American Reunion, a terrible, lifeless comedy that couldn't make us care about the adult lives of a group of characters even though we had already spent three movies with them. This year's much better reunion movie is the barely-released comedy drama 10 Years, written and directed by Jamie Linden. It's a high school reunion movie less concerned with looking back than with examining the present. It presents no real villains, nor characters with longtime scores to settle. It's not as good as Ted Demme's great Beautiful Girls, but it belongs much more in that conversation than it does with junk like American Reunion.
The "main" character of the movie, such as there is one, is Channing Tatum's Jake, who is attending his 10 year reunion with his girlfriend, Jenna (Tatum's real-life wife Jenna Dewan-Tatum), despite the fact that he's still not sure that he's over his high school sweetheart, Mary (Rosario Dawson). Also in his group of friends attending the reunion are Marty (Justin Long), a hotshot bachelor who moved to New York; AJ (Max Minghella), married and successful and determined to act as Marty's wingman for the night; Cully (Chris Pratt), a former hard-partying douchebag who may not have changed his ways; his wife, Sam (Ari Graynor), who has two kids and a husband she has to mother; Scott (Scott Porter), who has moved to Japan and has no interest in looking back and Reeves (Oscar Isaac), who has gone on to find major fame as a singer/songwriter. Rounding out the cast are Kate Mara, Aubrey Plaza, Anthony Mackie, Ron Livingston and Lynn Collins.
Just read through that cast list again. If you're a fan of actors at all, 10 Years is worth seeing just for the impressive group that's been assembled. Even when I wasn't drawn into the movie -- and that was the case for the first 30 minutes (more on that in a second) -- I was willing to stay with it just because I wanted to follow these actors. Yes, there are probably too many people in the cast, and a few of them lean towards the generic, but for the most part it's a great group of warm, winning actors giving warm, winning performances. Nearly every member of the ensemble gets his or her moment, and each actor is able to make the most of it.

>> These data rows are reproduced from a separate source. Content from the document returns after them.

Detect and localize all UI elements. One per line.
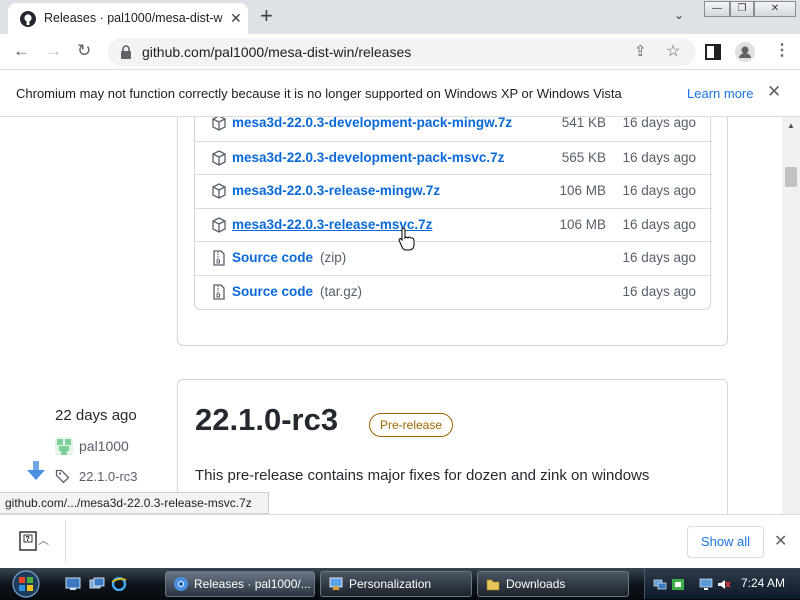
file-zip-icon — [213, 283, 225, 300]
show-all-button[interactable]: Show all — [687, 526, 764, 558]
asset-size: 106 MB — [559, 183, 606, 198]
tab-title: Releases · pal1000/mesa-dist-win — [44, 11, 222, 25]
asset-row[interactable]: mesa3d-22.0.3-development-pack-msvc.7z 56… — [195, 140, 712, 175]
system-tray: 7:24 AM — [644, 569, 800, 599]
taskbar-clock[interactable]: 7:24 AM — [741, 576, 785, 590]
url-text: github.com/pal1000/mesa-dist-win/release… — [142, 44, 412, 60]
unsupported-os-infobar: Chromium may not function correctly beca… — [0, 71, 800, 117]
asset-date: 16 days ago — [622, 183, 696, 198]
display-icon[interactable] — [699, 578, 713, 591]
download-file-icon[interactable]: ? — [18, 531, 38, 551]
asset-row[interactable]: Source code (zip) 16 days ago — [195, 241, 712, 275]
asset-row[interactable]: mesa3d-22.0.3-release-msvc.7z 106 MB 16 da… — [195, 207, 712, 242]
scroll-up-icon[interactable]: ▲ — [787, 121, 795, 130]
tag-icon — [55, 469, 70, 484]
page-scrollbar[interactable]: ▲ — [782, 117, 800, 514]
new-tab-button[interactable]: + — [260, 4, 273, 28]
package-icon — [212, 183, 226, 199]
asset-link[interactable]: mesa3d-22.0.3-development-pack-mingw.7z — [232, 117, 512, 130]
package-icon — [212, 216, 226, 233]
share-icon[interactable]: ⇪ — [634, 42, 647, 60]
asset-link[interactable]: mesa3d-22.0.3-development-pack-msvc.7z — [232, 150, 504, 165]
tab-releases[interactable]: Releases · pal1000/mesa-dist-win ✕ — [8, 3, 248, 34]
show-desktop-icon[interactable] — [65, 577, 81, 591]
release-date: 22 days ago — [55, 407, 137, 424]
prerelease-badge: Pre-release — [369, 413, 454, 437]
asset-format: (tar.gz) — [320, 283, 363, 299]
download-shelf-close-icon[interactable]: ✕ — [774, 531, 787, 551]
asset-link[interactable]: Source code — [232, 284, 313, 299]
taskbar-item-label: Releases · pal1000/... — [194, 577, 311, 591]
status-url-bubble: github.com/.../mesa3d-22.0.3-release-msv… — [0, 492, 269, 514]
asset-row[interactable]: mesa3d-22.0.3-development-pack-mingw.7z 5… — [195, 117, 712, 141]
reload-icon[interactable]: ↻ — [77, 41, 91, 61]
asset-format: (zip) — [320, 250, 347, 265]
restore-button[interactable]: ❐ — [730, 1, 754, 17]
asset-size: 541 KB — [561, 117, 606, 130]
volume-muted-icon[interactable] — [717, 578, 731, 591]
asset-row[interactable]: mesa3d-22.0.3-release-mingw.7z 106 MB 16 d… — [195, 174, 712, 208]
release-title[interactable]: 22.1.0-rc3 — [195, 402, 338, 438]
download-arrow-icon — [27, 461, 45, 480]
asset-size: 106 MB — [559, 216, 606, 232]
author-name: pal1000 — [79, 438, 129, 454]
page-content: mesa3d-22.0.3-development-pack-mingw.7z 5… — [0, 117, 782, 514]
side-panel-icon[interactable] — [705, 44, 721, 60]
github-icon — [20, 11, 36, 27]
release-description: This pre-release contains major fixes fo… — [195, 467, 650, 484]
asset-date: 16 days ago — [622, 216, 696, 232]
tray-app-icon[interactable] — [671, 578, 685, 591]
download-divider — [65, 521, 66, 563]
windows-taskbar: Releases · pal1000/... Personalization D… — [0, 568, 800, 600]
minimize-button[interactable]: — — [704, 1, 730, 17]
folder-icon — [486, 579, 500, 591]
internet-explorer-icon[interactable] — [111, 577, 127, 591]
infobar-close-icon[interactable]: ✕ — [767, 82, 781, 102]
window-close-button[interactable]: ✕ — [754, 1, 796, 17]
switch-windows-icon[interactable] — [89, 577, 105, 591]
asset-link[interactable]: Source code — [232, 250, 313, 265]
tab-close-icon[interactable]: ✕ — [230, 10, 242, 27]
learn-more-link[interactable]: Learn more — [687, 86, 753, 101]
asset-date: 16 days ago — [622, 250, 696, 265]
package-icon — [212, 149, 226, 166]
chevron-up-icon[interactable]: ︿ — [38, 532, 49, 548]
browser-toolbar: ← → ↻ github.com/pal1000/mesa-dist-win/r… — [0, 34, 800, 70]
infobar-message: Chromium may not function correctly beca… — [16, 86, 622, 101]
tab-strip: Releases · pal1000/mesa-dist-win ✕ + ⌄ —… — [0, 0, 800, 34]
tab-search-icon[interactable]: ⌄ — [674, 8, 684, 22]
assets-list: mesa3d-22.0.3-development-pack-mingw.7z 5… — [194, 117, 712, 310]
file-zip-icon — [213, 250, 225, 266]
asset-link[interactable]: mesa3d-22.0.3-release-mingw.7z — [232, 183, 440, 198]
lock-icon — [121, 45, 131, 59]
asset-size: 565 KB — [561, 149, 606, 165]
svg-text:?: ? — [26, 536, 30, 543]
asset-date: 16 days ago — [622, 149, 696, 165]
address-bar[interactable]: github.com/pal1000/mesa-dist-win/release… — [108, 38, 696, 66]
back-icon[interactable]: ← — [13, 41, 30, 61]
menu-kebab-icon[interactable]: ⋮ — [774, 41, 790, 61]
download-shelf: ? ︿ Show all ✕ — [0, 514, 800, 568]
taskbar-item-personalization[interactable]: Personalization — [320, 571, 472, 597]
hand-cursor-icon — [398, 227, 415, 251]
profile-avatar-icon[interactable] — [735, 42, 755, 62]
forward-icon[interactable]: → — [45, 41, 62, 61]
asset-date: 16 days ago — [622, 283, 696, 299]
package-icon — [212, 117, 226, 131]
asset-row[interactable]: Source code (tar.gz) 16 days ago — [195, 274, 712, 309]
bookmark-star-icon[interactable]: ☆ — [666, 41, 680, 61]
asset-date: 16 days ago — [622, 117, 696, 130]
scrollbar-thumb[interactable] — [785, 167, 797, 187]
taskbar-item-downloads[interactable]: Downloads — [477, 571, 629, 597]
network-icon[interactable] — [653, 578, 667, 591]
personalization-icon — [329, 577, 343, 590]
taskbar-item-label: Downloads — [506, 577, 566, 591]
taskbar-item-releases[interactable]: Releases · pal1000/... — [165, 571, 315, 597]
taskbar-item-label: Personalization — [349, 577, 432, 591]
tag-name: 22.1.0-rc3 — [79, 469, 138, 484]
chromium-icon — [174, 577, 188, 591]
author-avatar — [55, 437, 73, 455]
start-orb-icon[interactable] — [6, 569, 46, 599]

Yes, the movie is often overly simplistic -- on paper, anyway. The majority of the characters can be reduced to one or two qualities: this one is unhappy in his marriage, this one is looking to score, this one peaked in high school, this one is looking for the One That Got Away. Nothing in the movie is all that original, and yet it still manages to sidestep most of the cliches of similar movies by keeping things small and grounded and real. Moments that would be big and obnoxiously on-the-nose in another movie are addressed with a single line of dialogue, or, in some cases, a silent exchange. Writer/director Linden always looks for the humanity throughout, whether it's in a genuinely moving exchange between Justin Long and Lynn Collins or in the sweet romance between Oscar Isaac and Kate Mara, whose storyline is one of the best things about the movie. Credit also to the film for having Isaac's character finally play his hit song (which has been built up throughout the movie) and having it actually be REALLY GOOD as well as advancing the plot. Those of use who sat through the end credits of Sucker Punch already knew that Isaac is a talented singer, but he's still a pleasant surprise here.
10 Years is essentially Can't Hardly Wait for an older set (which might sound like a criticism, but I'll willingly confess to having seen Can't Hardly Wait many, many times), gathering a bunch of familiar actors and character "types" for a 10-year high school reunion instead of a party on the last day of high school. Because the characters are older, the movie is much more grown up; it avoids Can't Hardly Wait's annoying tendency for broad comedy and instead opts for introspection without ever becoming too naval-gazing or mopey. Though it traffics in the familiar, 10 Years is not a movie of gigantic revelations. It is a movie of small truths, usually well observed.
Magic Mike. Here, he feels puffy and sleepy, not finding a character so much as a situation -- it's not bad work, but it's nothing special. There are two good things he brings to the movie, though: 1) he acts opposite his real-life wife, Jenna Dewan-Tatum (making this the Two of a Kind to Step Up's Grease), and they are sweet and genuine together, and 2) he was a producer on the movie, suggesting that his participation went a long way towards getting it made. If it means a choice between having 10 Years exist or not having it exist, I'm glad it exists.
10 Years is available on DVD and Blu-ray starting today.